The book also addresses how the scientific community are also prone to bullshit, which for me was highly relevant considering how much of it we were exposed to it during the pandemic. The authors focus on how the science community relies on their bullshit in competition for funding, publications of positive results, and p-hacking, among others, are helpfully described, along with several infamous examples.
In the conclusion of the book the authors ask the question If bullshit is everywhere, how can we avoid being taken in? The Spotting Bullshit chapter summarises six simple, but powerful guidelines to help you avoid being taken in.
Why I recommend this book
the book delivers a novel approach that goes well beyond looking at bullshit to broader critical thinking. It will benefit anyone assessing the news, social media feed item, political interview or a scientific analysis.

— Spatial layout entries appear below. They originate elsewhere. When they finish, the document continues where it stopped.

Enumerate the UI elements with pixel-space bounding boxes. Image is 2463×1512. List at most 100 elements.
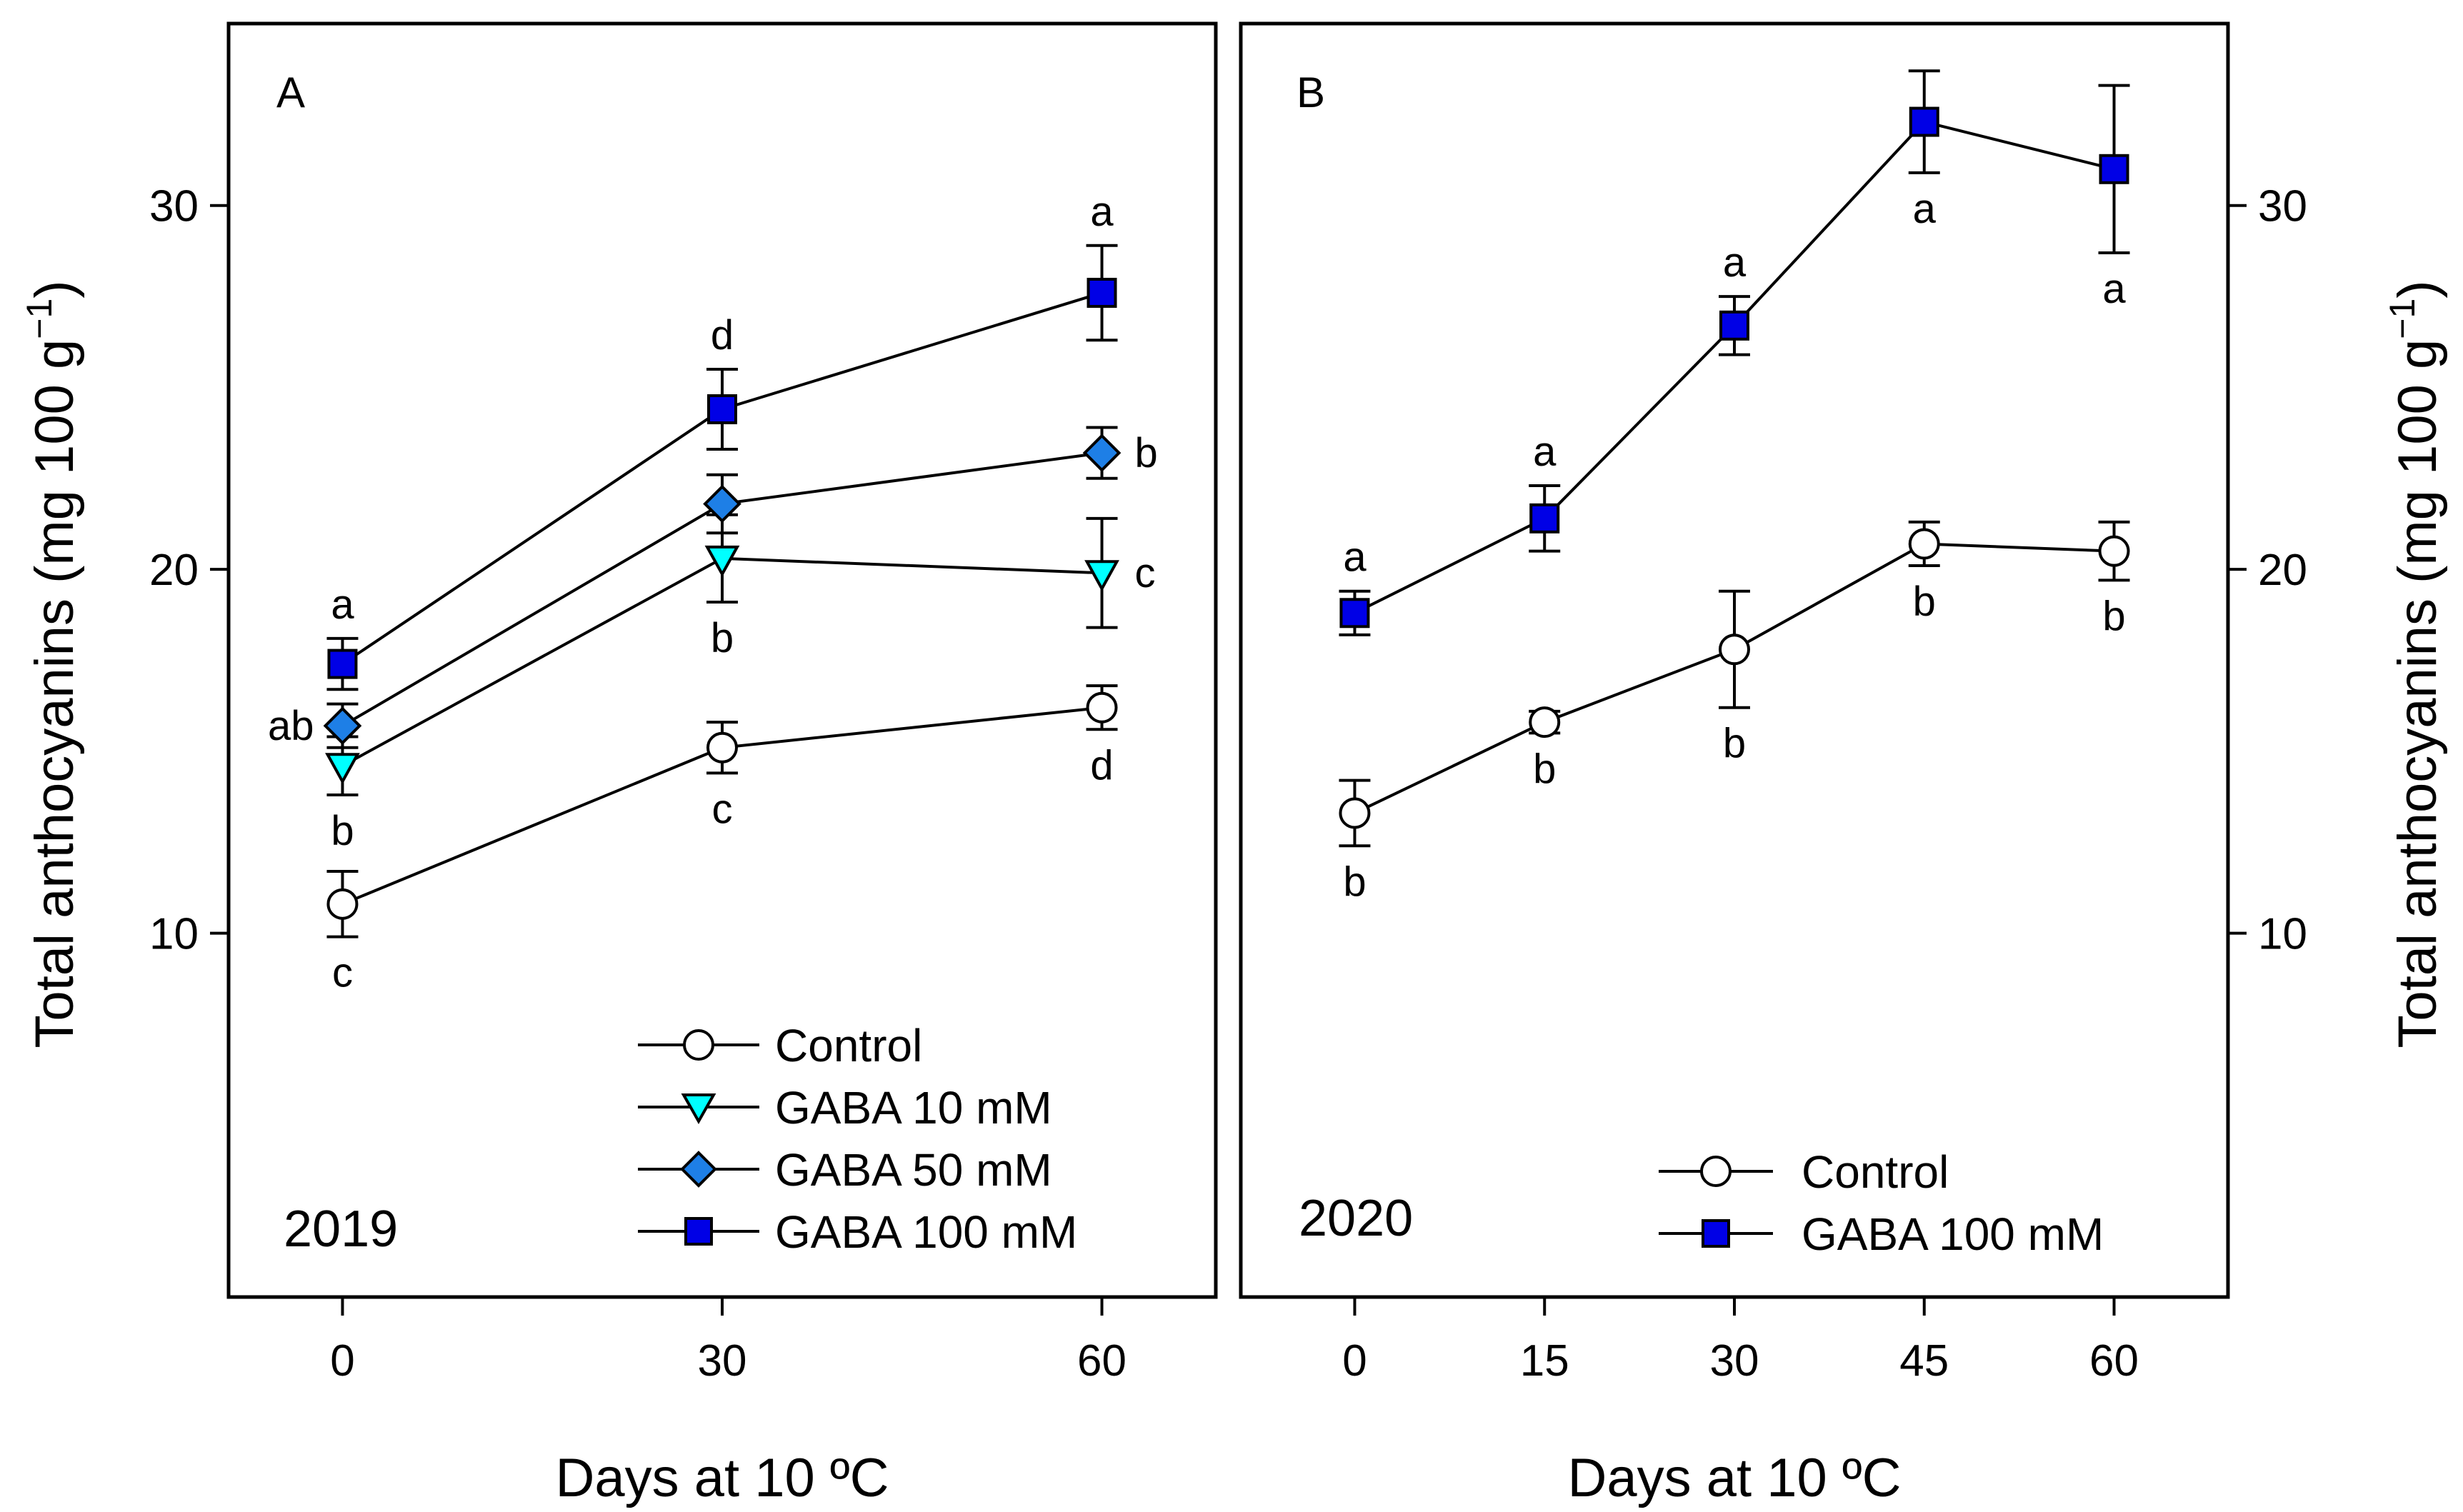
letter-control: c: [332, 950, 353, 996]
x-tick-label: 15: [1520, 1336, 1569, 1386]
svg-text:GABA 50 mM: GABA 50 mM: [775, 1144, 1052, 1196]
point-gaba-100-mm: [1909, 106, 1939, 137]
point-gaba-100-mm: [1086, 277, 1117, 308]
point-gaba-100-mm: [2099, 154, 2129, 184]
point-control: [1529, 706, 1561, 739]
point-gaba-50-mm: [323, 706, 362, 746]
panel-a-plot: c c d b b c ab b a d a: [268, 189, 1158, 996]
y-tick-label: 10: [149, 910, 199, 959]
series-lines: [1354, 120, 2115, 815]
data-markers: [1339, 106, 2130, 829]
y-tick-label: 10: [2258, 910, 2307, 959]
svg-text:Control: Control: [1802, 1146, 1949, 1198]
svg-text:GABA 10 mM: GABA 10 mM: [775, 1082, 1052, 1133]
point-control: [1719, 634, 1750, 666]
letter-control: b: [1723, 721, 1746, 767]
letter-gaba-10-mm: b: [711, 615, 734, 661]
significance-letters: c c d b b c ab b a d a: [268, 189, 1158, 996]
panel-b-plot: b b b b b a a a a a: [1339, 69, 2130, 905]
point-gaba-50-mm: [703, 484, 741, 524]
legend-marker-triangle: [681, 1093, 716, 1125]
x-tick-label: 45: [1899, 1336, 1949, 1386]
panel-b-x-axis: 0 15 30 45 60: [1342, 1297, 2139, 1386]
letter-gaba-100-mm: a: [2102, 266, 2126, 312]
letter-gaba-100-mm: a: [1723, 239, 1747, 286]
series-line-gaba-100-mm: [1354, 120, 2115, 615]
legend-item-gaba-10: GABA 10 mM: [638, 1082, 1052, 1133]
x-tick-label: 0: [1342, 1336, 1367, 1386]
panel-b-x-axis-title: Days at 10 ºC: [1567, 1448, 1901, 1508]
legend-item-control-b: Control: [1659, 1146, 1949, 1198]
panel-a: A 2019 10 20 30 0 30 60 c c d b b c ab b a d a Days at…: [149, 21, 1218, 1508]
svg-text:GABA 100 mM: GABA 100 mM: [775, 1206, 1077, 1258]
point-control: [1086, 691, 1118, 724]
letter-gaba-100-mm: d: [711, 312, 734, 359]
y-tick-label: 20: [149, 546, 199, 595]
point-gaba-10-mm: [1084, 560, 1119, 592]
panel-b-legend: Control GABA 100 mM: [1659, 1146, 2104, 1260]
letter-gaba-100-mm: a: [1533, 429, 1557, 475]
svg-text:Control: Control: [775, 1020, 922, 1071]
data-markers: [323, 277, 1121, 920]
letter-gaba-10-mm: b: [331, 808, 354, 854]
point-gaba-100-mm: [1719, 310, 1749, 341]
legend-item-gaba-100: GABA 100 mM: [638, 1206, 1077, 1258]
panel-a-year: 2019: [284, 1201, 398, 1258]
y-axis-title-right: Total anthocyanins (mg 100 g−1): [2382, 280, 2448, 1048]
point-gaba-100-mm: [327, 649, 358, 679]
panel-b-year: 2020: [1299, 1190, 1413, 1247]
letter-control: c: [712, 786, 733, 832]
letter-control: b: [1343, 858, 1366, 905]
letter-gaba-50-mm: b: [1135, 430, 1158, 476]
x-tick-label: 30: [698, 1336, 747, 1386]
point-gaba-10-mm: [704, 545, 740, 577]
letter-gaba-50-mm: ab: [268, 703, 314, 749]
point-gaba-100-mm: [707, 394, 737, 424]
point-gaba-100-mm: [1529, 503, 1560, 534]
y-axis-title-left: Total anthocyanins (mg 100 g−1): [19, 280, 85, 1048]
legend-marker-square: [1702, 1219, 1730, 1248]
panel-b: B 2020 10 20 30 0 15 30 45 60 b b b b b a a a a a Days …: [1239, 21, 2307, 1508]
letter-gaba-100-mm: a: [331, 581, 354, 628]
letter-gaba-100-mm: a: [1090, 189, 1114, 235]
point-gaba-10-mm: [325, 753, 360, 785]
panel-a-legend: Control GABA 10 mM GABA 50 mM GABA 100 m…: [638, 1020, 1077, 1258]
letter-gaba-100-mm: a: [1343, 534, 1367, 581]
panel-b-y-axis: 10 20 30: [2228, 182, 2307, 959]
x-tick-label: 60: [1077, 1336, 1126, 1386]
legend-marker-square: [684, 1217, 713, 1246]
panel-a-y-axis: 10 20 30: [149, 182, 229, 959]
point-control: [1339, 797, 1371, 829]
legend-marker-circle: [1700, 1156, 1732, 1187]
letter-control: b: [1533, 746, 1556, 792]
y-tick-label: 30: [149, 182, 199, 231]
letter-control: b: [1913, 579, 1936, 625]
letter-gaba-10-mm: c: [1135, 550, 1156, 596]
point-control: [706, 731, 738, 763]
legend-item-gaba-100-b: GABA 100 mM: [1659, 1208, 2104, 1260]
y-tick-label: 20: [2258, 546, 2307, 595]
point-gaba-50-mm: [1082, 434, 1121, 472]
letter-gaba-100-mm: a: [1913, 186, 1937, 232]
panel-a-letter: A: [276, 69, 305, 116]
letter-control: d: [1090, 742, 1113, 788]
legend-marker-diamond: [680, 1151, 717, 1188]
point-control: [1908, 528, 1940, 560]
panel-a-x-axis: 0 30 60: [330, 1297, 1126, 1386]
legend-marker-circle: [683, 1029, 714, 1061]
y-tick-label: 30: [2258, 182, 2307, 231]
x-tick-label: 0: [330, 1336, 354, 1386]
point-control: [326, 888, 359, 920]
point-gaba-100-mm: [1339, 598, 1370, 629]
panel-b-letter: B: [1297, 69, 1325, 116]
point-control: [2098, 535, 2130, 567]
x-tick-label: 30: [1710, 1336, 1759, 1386]
x-tick-label: 60: [2089, 1336, 2139, 1386]
svg-text:GABA 100 mM: GABA 100 mM: [1802, 1208, 2104, 1260]
significance-letters: b b b b b a a a a a: [1343, 186, 2126, 905]
panel-a-x-axis-title: Days at 10 ºC: [555, 1448, 889, 1508]
legend-item-control: Control: [638, 1020, 922, 1071]
legend-item-gaba-50: GABA 50 mM: [638, 1144, 1052, 1196]
letter-control: b: [2102, 593, 2125, 639]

Although the book subject may seem mathematically and statistically focused, it is no way intimidating and the authors do a great job of breaking the content down so it can be easily understood.
The book provides with several tips on how to spot and refute quantitative bullshit and how to use critical thinking when assessing data and information, to sift through the bullshit.
This book will significantly improve any reader's critical thinking. The idea that bullshit can often be detected by only looking at inputs and outputs empowers the general reader by identifying the necessary skills to evaluate arguments and claims without a deep understanding of statistics or data science. This is both novel and powerful.